Além de proporcionar ganhos reais aos trabalhadores, a temporada de negociações do segundo semestre deve ser positiva também para o custo das empresas, acredita Helcio Takeda, economista da consultoria Pezco. “O reajuste de salários vai se dar sobre uma inflação superbaixa, o que quer dizer que a estrutura de custos relacionada a mão de obra para o ano que vem vai estar balizada num patamar menor”, diz.

Em 12 meses até agosto, o INPC -indicador que mede a carestia para famílias com renda até cinco salários mínimos, usado como referência nas negociações salariais – acumula alta de 1,73%, menor patamar da série histórica iniciada em 1979. Para o fim de 2017, o mercado estima avanço de 2,82% para o indicador, segundo o boletim Focus. Já em 2016, o INPC acumulado em 12 meses foi de 9,56% em julho a 6,58% em dezembro, numa média de 8,47% no semestre.

Para Takeda, esse cenário de baixa inflação reduz o estímulo ao repasses de preços aos consumidores no momento da recuperação econômica. “Os baixos reajustes são facilmente absorvidos com o incremento do volume vendido, por isso, não há risco de pressão inflacionária.”

Embora a expectativa seja de inflação controlada nos próximos anos, para 2018, é esperada ligeira alta em relação a 2017. A inflação medida pelo IPCA é projetada para o ano que vem em torno de 4%, contra menos de 3% em 2017, segundo as estimativas de analistas colhidas pelo Focus.
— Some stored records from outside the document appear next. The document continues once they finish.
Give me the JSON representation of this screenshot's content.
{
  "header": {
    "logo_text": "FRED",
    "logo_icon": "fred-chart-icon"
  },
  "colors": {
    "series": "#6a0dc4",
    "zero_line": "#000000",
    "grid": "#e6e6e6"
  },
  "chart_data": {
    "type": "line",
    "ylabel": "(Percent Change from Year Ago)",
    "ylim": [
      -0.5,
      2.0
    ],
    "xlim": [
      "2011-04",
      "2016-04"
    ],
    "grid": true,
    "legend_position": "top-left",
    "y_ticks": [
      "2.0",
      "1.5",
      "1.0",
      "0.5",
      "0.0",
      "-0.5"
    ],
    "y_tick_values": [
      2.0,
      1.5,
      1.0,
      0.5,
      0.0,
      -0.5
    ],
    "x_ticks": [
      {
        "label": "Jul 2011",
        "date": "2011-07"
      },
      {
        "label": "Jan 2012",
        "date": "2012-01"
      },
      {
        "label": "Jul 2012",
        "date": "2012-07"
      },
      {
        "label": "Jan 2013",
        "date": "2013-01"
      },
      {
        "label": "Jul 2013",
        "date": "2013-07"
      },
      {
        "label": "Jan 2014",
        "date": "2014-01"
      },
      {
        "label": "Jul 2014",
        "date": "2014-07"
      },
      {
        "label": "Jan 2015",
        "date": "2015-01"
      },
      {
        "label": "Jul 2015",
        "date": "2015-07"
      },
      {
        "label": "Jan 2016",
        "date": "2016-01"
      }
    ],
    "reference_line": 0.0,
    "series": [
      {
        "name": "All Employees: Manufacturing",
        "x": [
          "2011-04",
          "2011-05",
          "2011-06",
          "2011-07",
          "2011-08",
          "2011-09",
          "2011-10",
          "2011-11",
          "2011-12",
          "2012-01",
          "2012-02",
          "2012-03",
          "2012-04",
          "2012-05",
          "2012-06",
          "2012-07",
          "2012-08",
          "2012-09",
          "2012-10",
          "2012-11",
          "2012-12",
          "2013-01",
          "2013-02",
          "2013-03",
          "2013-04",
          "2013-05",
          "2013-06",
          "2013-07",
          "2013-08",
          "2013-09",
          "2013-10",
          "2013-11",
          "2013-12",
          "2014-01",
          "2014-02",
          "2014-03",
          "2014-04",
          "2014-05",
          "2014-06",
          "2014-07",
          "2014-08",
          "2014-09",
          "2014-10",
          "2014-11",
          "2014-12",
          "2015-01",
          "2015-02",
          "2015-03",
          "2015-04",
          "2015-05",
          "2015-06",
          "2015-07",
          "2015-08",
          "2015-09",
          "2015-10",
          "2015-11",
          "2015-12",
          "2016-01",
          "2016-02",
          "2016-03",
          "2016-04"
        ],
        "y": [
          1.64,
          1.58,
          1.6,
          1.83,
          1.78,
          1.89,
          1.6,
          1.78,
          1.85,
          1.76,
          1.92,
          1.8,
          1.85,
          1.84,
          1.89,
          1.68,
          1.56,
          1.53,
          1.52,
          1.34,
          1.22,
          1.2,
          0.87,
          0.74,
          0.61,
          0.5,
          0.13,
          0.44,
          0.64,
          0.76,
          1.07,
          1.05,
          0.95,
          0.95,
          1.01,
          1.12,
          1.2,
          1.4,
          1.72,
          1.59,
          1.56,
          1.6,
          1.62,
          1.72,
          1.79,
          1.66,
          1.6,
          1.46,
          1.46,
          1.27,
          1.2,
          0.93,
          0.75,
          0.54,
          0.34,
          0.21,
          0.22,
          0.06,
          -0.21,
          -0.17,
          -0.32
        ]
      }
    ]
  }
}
“Esperamos que a inflação do ano que vem suba em relação à deste ano, isso vai gerar perda de renda real até que as negociações salariais voltem a ocorrer”, diz Renato Botto, gestor de renda fixa e sócio da Absolute Investimentos. Isso acontece porque os salários serão fixados este ano em patamar inferior à inflação corrente de 2018, gerando perda do poder de compra ao longo do próximo ano, até a próxima rodada de correções salariais.

Esse efeito, porém, deverá ser em parte compensado pela melhora esperada do mercado de trabalho. “Vai haver desaceleração dos ganhos reais, mas a massa de rendimentos continuará crescendo pela geração de vagas”, afirma Thiago

Xavier, analista de mercado de trabalho da Tendências Consultoria. Além da perda real de renda esperada para 2018, outro efeito negativo da baixa inflação é a dificuldade dos sindicatos em fechar negociações. “No geral, quando tem inflação baixa, ainda que haja ganho real, os sindicatos têm muita dificuldade de legitimar aquele ganho real”, diz o coordenador de relações sindicais do Dieese, José Silvestre.

Conforme o Salariômetro, em agosto foram fechadas 71 negociações salariais, contra 162 em igual mês de 2016, numa queda de 56%. “É mais fácil aprovar 10% de reajuste na inflação de 10%, do que 3% numa inflação de 3%, porque o número é muito pequeno. Há uma dificuldade do lado sindical de aprovar ganhos menores”, afirma Zylberstajn.

Segundo o economista, outro fator que tem travado as negociações neste segundo semestre é a tentativa dos sindicatos de neutralizar nos acordos e convenções coletivas alguns dos efeitos da reforma trabalhista, aprovada em julho e com previsão de entrada em vigor em novembro.

Essa será a estratégia adotada, por exemplo, pelo Sindicato dos Metalúrgicos de São Paulo e Mogi das Cruzes, ligado à Força Sindical. “Estamos colocando como salvaguarda na pauta pontos retirados da legislação trabalhista pela reforma”, relata Miguel Torres, presidente do sindicato. A entidade quer garantir, por exemplo, que questões como banco de horas e modalidades de contratação continuem a passar pela convenção coletiva e que homologações sigam sendo feitas nos sindicatos.

Com data-base em 1º de novembro, a categoria está atualmente em fase de assembleias. No ano passado, a campanha unificada que reúne 53 sindicatos resultou em ganho real entre 2% e 2,5%. Este ano, Torres acredita que a campanha será difícil, mas que um novo ganho real é possível. “Isso é bom até para o capital, porque o trabalhador com aumento real vai comprar, com isso o comércio e a indústria vendem. É primordial para a retomada do crescimento ter massa salarial”, diz o sindicalista.